Contrary to what you might think, this actually heightens intimacy and unity as you’re drawn into the world that’s been created for you to enjoy, with the ‘dirty end’ of commerce removed from the picture. Now, of course, you can buy from the store and believe me it’s not discouraged; the point is that you ‘experience’ the brand, you remember your time and ultimately make it part of your own philosophy.
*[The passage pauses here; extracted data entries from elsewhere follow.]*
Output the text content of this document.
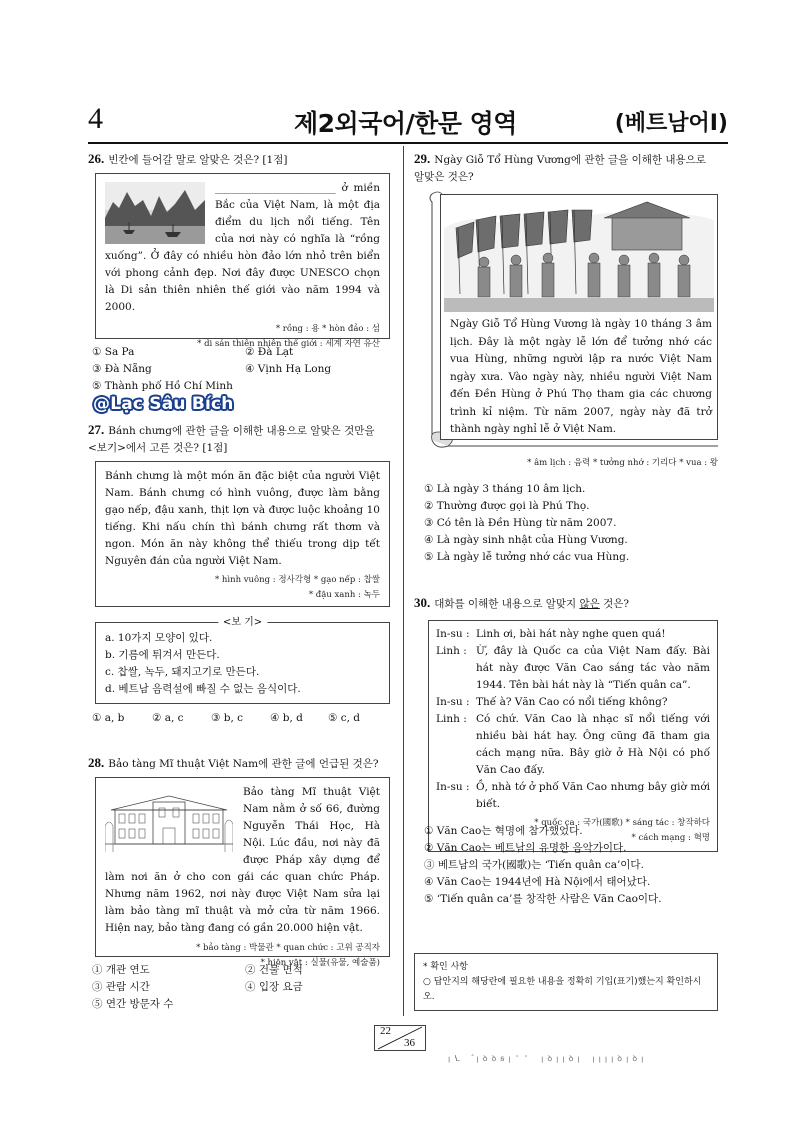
4	제2외국어/한문 영역	(베트남어Ⅰ)
26. 빈칸에 들어갈 말로 알맞은 것은? [1점]
_______________________ ở miền Bắc của Việt Nam, là một địa điểm du lịch nổi tiếng. Tên của nơi này có nghĩa là “rồng xuống”. Ở đây có nhiều hòn đảo lớn nhỏ trên biển với phong cảnh đẹp. Nơi đây được UNESCO chọn là Di sản thiên nhiên thế giới vào năm 1994 và 2000.
* rồng : 용 * hòn đảo : 섬
* di sản thiên nhiên thế giới : 세계 자연 유산
① Sa Pa	② Đà Lạt
③ Đà Nẵng	④ Vịnh Hạ Long
⑤ Thành phố Hồ Chí Minh
@Lạc Sâu Bích
27. Bánh chưng에 관한 글을 이해한 내용으로 알맞은 것만을
<보기>에서 고른 것은? [1점]
Bánh chưng là một món ăn đặc biệt của người Việt Nam. Bánh chưng có hình vuông, được làm bằng gạo nếp, đậu xanh, thịt lợn và được luộc khoảng 10 tiếng. Khi nấu chín thì bánh chưng rất thơm và ngon. Món ăn này không thể thiếu trong dịp tết Nguyên đán của người Việt Nam.
* hình vuông : 정사각형 * gạo nếp : 찹쌀
* đậu xanh : 녹두
<보 기>
a. 10가지 모양이 있다.
b. 기름에 튀겨서 만든다.
c. 찹쌀, 녹두, 돼지고기로 만든다.
d. 베트남 음력설에 빠질 수 없는 음식이다.
① a, b	② a, c	③ b, c	④ b, d ⑤ c, d
28. Bảo tàng Mĩ thuật Việt Nam에 관한 글에 언급된 것은?
Bảo tàng Mĩ thuật Việt Nam nằm ở số 66, đường Nguyễn Thái Học, Hà Nội. Lúc đầu, nơi này đã được Pháp xây dựng để làm nơi ăn ở cho con gái các quan chức Pháp. Nhưng năm 1962, nơi này được Việt Nam sửa lại làm bảo tàng mĩ thuật và mở cửa từ năm 1966. Hiện nay, bảo tàng đang có gần 20.000 hiện vật.
* bảo tàng : 박물관 * quan chức : 고위 공직자
* hiện vật : 실물(유물, 예술품)
① 개관 연도	② 건물 면적
③ 관람 시간	④ 입장 요금
⑤ 연간 방문자 수
29. Ngày Giỗ Tổ Hùng Vương에 관한 글을 이해한 내용으로
알맞은 것은?
Ngày Giỗ Tổ Hùng Vương là ngày 10 tháng 3 âm lịch. Đây là một ngày lễ lớn để tưởng nhớ các vua Hùng, những người lập ra nước Việt Nam ngày xưa. Vào ngày này, nhiều người Việt Nam đến Đền Hùng ở Phú Thọ tham gia các chương trình kỉ niệm. Từ năm 2007, ngày này đã trở thành ngày nghỉ lễ ở Việt Nam.
* âm lịch : 음력 * tưởng nhớ : 기리다 * vua : 왕
① Là ngày 3 tháng 10 âm lịch.
② Thường được gọi là Phú Thọ.
③ Có tên là Đền Hùng từ năm 2007.
④ Là ngày sinh nhật của Hùng Vương.
⑤ Là ngày lễ tưởng nhớ các vua Hùng.
30. 대화를 이해한 내용으로 알맞지 않은 것은?
In-su : Linh ơi, bài hát này nghe quen quá!
Linh : Ừ, đây là Quốc ca của Việt Nam đấy. Bài hát này được Văn Cao sáng tác vào năm 1944. Tên bài hát này là “Tiến quân ca”.
In-su : Thế à? Văn Cao có nổi tiếng không?
Linh : Có chứ. Văn Cao là nhạc sĩ nổi tiếng với nhiều bài hát hay. Ông cũng đã tham gia cách mạng nữa. Bây giờ ở Hà Nội có phố Văn Cao đấy.
In-su : Ồ, nhà tớ ở phố Văn Cao nhưng bây giờ mới biết.
* quốc ca : 국가(國歌) * sáng tác : 창작하다
* cách mạng : 혁명
① Văn Cao는 혁명에 참가했었다.
② Văn Cao는 베트남의 유명한 음악가이다.
③ 베트남의 국가(國歌)는 ‘Tiến quân ca’이다.
④ Văn Cao는 1944년에 Hà Nội에서 태어났다.
⑤ ‘Tiến quân ca’를 창작한 사람은 Văn Cao이다.
* 확인 사항
○ 답안지의 해당란에 필요한 내용을 정확히 기입(표기)했는지 확인하시오.
22
36
ꞁꝆ ꜙꞁꝺꝺꞩꞁꞌꞌ ꞁꝺꞁꞁꝺꞁ ꞁꞁꞁꞁꝺꞁꝺꞁ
Skin and Threads, the store, was designed by Michael Barraclough and Peter Forsyth. Taking on board the brand’s philosophy, sustainable Tasmanian oak is used extensively throughout, making the connection from busy High Street, Armadale, to cool, calm and collected HQ a smooth transition. Beautiful carpentry and joinery has been creatively utilised to reveal very welcome glimpses of greenery – specially planted for the store – outside each of the windows. The effect is twofold: firstly, it’s comforting and peaceful; second is the subliminal nature of soft branding.

It’s a pleasure to know that there are people and companies like this. On one hand they are open arms, inviting and caring, ethical and driven by authentic motives. On the other, they are casually intelligent, fully embracing technology and the idea of using the brand experience to bring us closer together. This is an emerging trend. The future is all about our sense of community and togetherness; it’s definitely a welcome evolution.

See you there.


My picks (for my girlfriend)

- Merino wool box button dress in blue night. The colour is enough, the cut is the clincher.

- Cashmere round neck sweater. Any colour. Because everyone should have a cashmere sweater and this is a great cut.

- Merino wool bedroom cardigan in huckleberry. Great colour and for rugging up this winter this is a hell of a lot better than that dirty old pyjama top you refuse to throw away even though you wouldn’t answer the phone in it let alone the front door.